We were on a mission to tell the truth no matter who believed us. I had been waiting what felt like forever
to testify and I was ready. If I never uttered another word after my testimony, I had to get this out. I had to be heard by people that could decide my future.
I watched Dan wrestle with my case. As I grew to understand the criminal justice system, I learned that most defendants are guilty. It’s the attorney’s responsibility to have the defendant accept responsibility and mitigate the damages as much as reasonable. What does a criminal defense attorney do when they know that their client is innocent? I think they get upset that the system gives them very little means to prove their innocence.
Testifying was liberating even if I would never know what the jury thought. I still had the truth and I told it to the best of my ability. I was at peace with that.
Within no time, there was another Rule 29 introduced to the Court. My head spun around. Once again, we had an opportunity to say to the Judge that the case against me had not been proven.

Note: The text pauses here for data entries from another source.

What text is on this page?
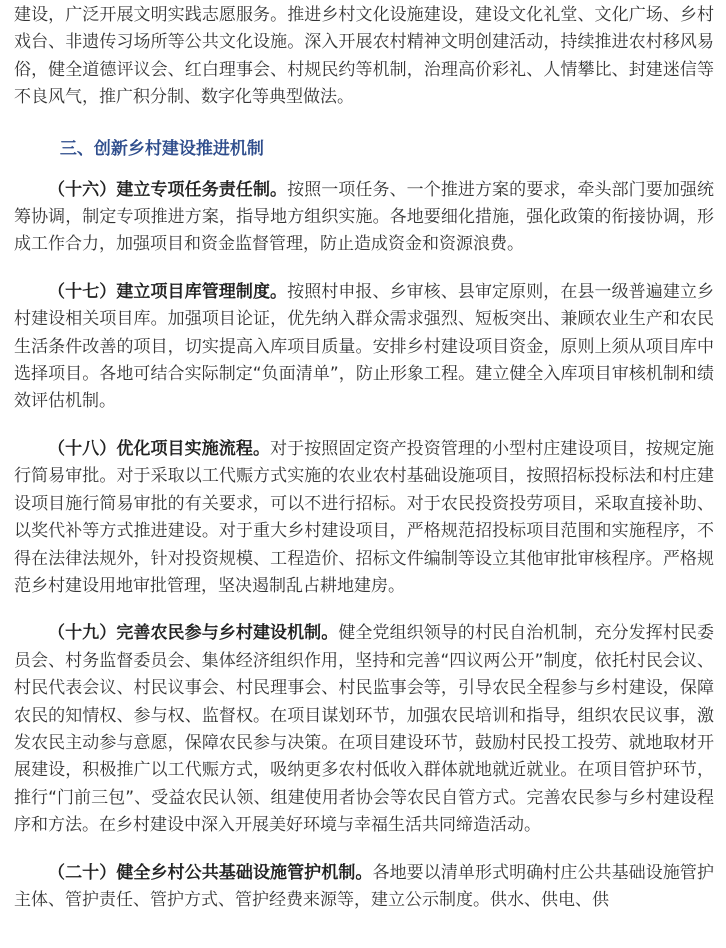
建设，广泛开展文明实践志愿服务。推进乡村文化设施建设，建设文化礼堂、文化广场、乡村戏台、非遗传习场所等公共文化设施。深入开展农村精神文明创建活动，持续推进农村移风易俗，健全道德评议会、红白理事会、村规民约等机制，治理高价彩礼、人情攀比、封建迷信等不良风气，推广积分制、数字化等典型做法。

三、创新乡村建设推进机制

（十六）建立专项任务责任制。按照一项任务、一个推进方案的要求，牵头部门要加强统筹协调，制定专项推进方案，指导地方组织实施。各地要细化措施，强化政策的衔接协调，形成工作合力，加强项目和资金监督管理，防止造成资金和资源浪费。

（十七）建立项目库管理制度。按照村申报、乡审核、县审定原则，在县一级普遍建立乡村建设相关项目库。加强项目论证，优先纳入群众需求强烈、短板突出、兼顾农业生产和农民生活条件改善的项目，切实提高入库项目质量。安排乡村建设项目资金，原则上须从项目库中选择项目。各地可结合实际制定“负面清单”，防止形象工程。建立健全入库项目审核机制和绩效评估机制。

（十八）优化项目实施流程。对于按照固定资产投资管理的小型村庄建设项目，按规定施行简易审批。对于采取以工代赈方式实施的农业农村基础设施项目，按照招标投标法和村庄建设项目施行简易审批的有关要求，可以不进行招标。对于农民投资投劳项目，采取直接补助、以奖代补等方式推进建设。对于重大乡村建设项目，严格规范招投标项目范围和实施程序，不得在法律法规外，针对投资规模、工程造价、招标文件编制等设立其他审批审核程序。严格规范乡村建设用地审批管理，坚决遏制乱占耕地建房。

（十九）完善农民参与乡村建设机制。健全党组织领导的村民自治机制，充分发挥村民委员会、村务监督委员会、集体经济组织作用，坚持和完善“四议两公开”制度，依托村民会议、村民代表会议、村民议事会、村民理事会、村民监事会等，引导农民全程参与乡村建设，保障农民的知情权、参与权、监督权。在项目谋划环节，加强农民培训和指导，组织农民议事，激发农民主动参与意愿，保障农民参与决策。在项目建设环节，鼓励村民投工投劳、就地取材开展建设，积极推广以工代赈方式，吸纳更多农村低收入群体就地就近就业。在项目管护环节，推行“门前三包”、受益农民认领、组建使用者协会等农民自管方式。完善农民参与乡村建设程序和方法。在乡村建设中深入开展美好环境与幸福生活共同缔造活动。

（二十）健全乡村公共基础设施管护机制。各地要以清单形式明确村庄公共基础设施管护主体、管护责任、管护方式、管护经费来源等，建立公示制度。供水、供电、供
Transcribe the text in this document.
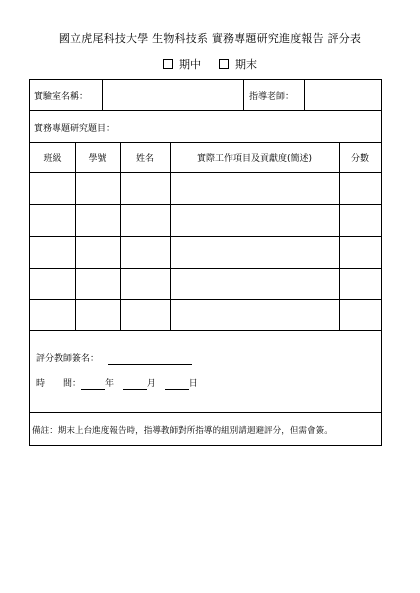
國立虎尾科技大學 生物科技系 實務專題研究進度報告 評分表
期中	期末
實驗室名稱：	指導老師：
實務專題研究題目：
班級	學號	姓名	實際工作項目及貢獻度(簡述)	分數
評分教師簽名：
時　　間：	年	月	日
備註：期末上台進度報告時，指導教師對所指導的組別請迴避評分，但需會簽。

The Judge was an independent thinking judge and he watched me testify. There wasn’t a moment when the prosecutor on cross-examination was able to trip me up and say that I did something that I had been accused of. There wasn’t a time during my testimony that there was an epiphany that the prosecution had been waiting to expose. It didn’t happen.
Rule 29. Another opportunity to have the judge dismiss the case before the jury had it. Disappointingly, the Judge had watched the jury sit through a 9-day trial and he decided that they would have the opportunity to reach a verdict. Obviously, I wanted to be found innocent. It seemed like the Judge was about to do it himself, but then….he didn’t. For whatever reason, the Judge gave the jury the case.
Court was dismissed for the day so that the Jury could begin deliberations the next day.
We all went home. It was hard to know what to do when you are waiting for others to decide the path that your life will take. How long would it take for the Jury to decide? What questions would the jury pose while they deliberated? It kept you on the edge of your seat. I told my attorney that I wanted to go back to work while the jury deliberated. It would keep me somewhat busy. I wanted to see what it felt like to go back and do my job, step back into my “old life”. I wanted to see if it was still available and how I felt sitting in my chair at work.
My attorney, Dan, wouldn’t let me go back to work even though my office was very close by. When you are told there is a verdict, you have to pop into the Courtroom pretty quickly. Like everything else, I followed the attorney’s advice and sat with him trying to think of anything but how the verdict would turn out. Small talk was beyond Dan and me. Dan always had stacks of work to do so I watched him and pondered nothing. Nothing. I wanted to think about nothing. That sounded great. I couldn’t let my mind succumb to the worst that could happen because it shouldn’t happen. It just wouldn’t be right. I knew it was possible. I couldn’t let my thoughts set me free either because that would be too liberating too fast.
So we waited.
Surprisingly, the Jury came back the next day with a verdict ready to present.
I was alone but incredibly strong. I wanted to hold on to this feeling forever. Just think of what I could do if I could channel this feeling and passion into other causes. I sat in this feeling as I waited to hear my fate.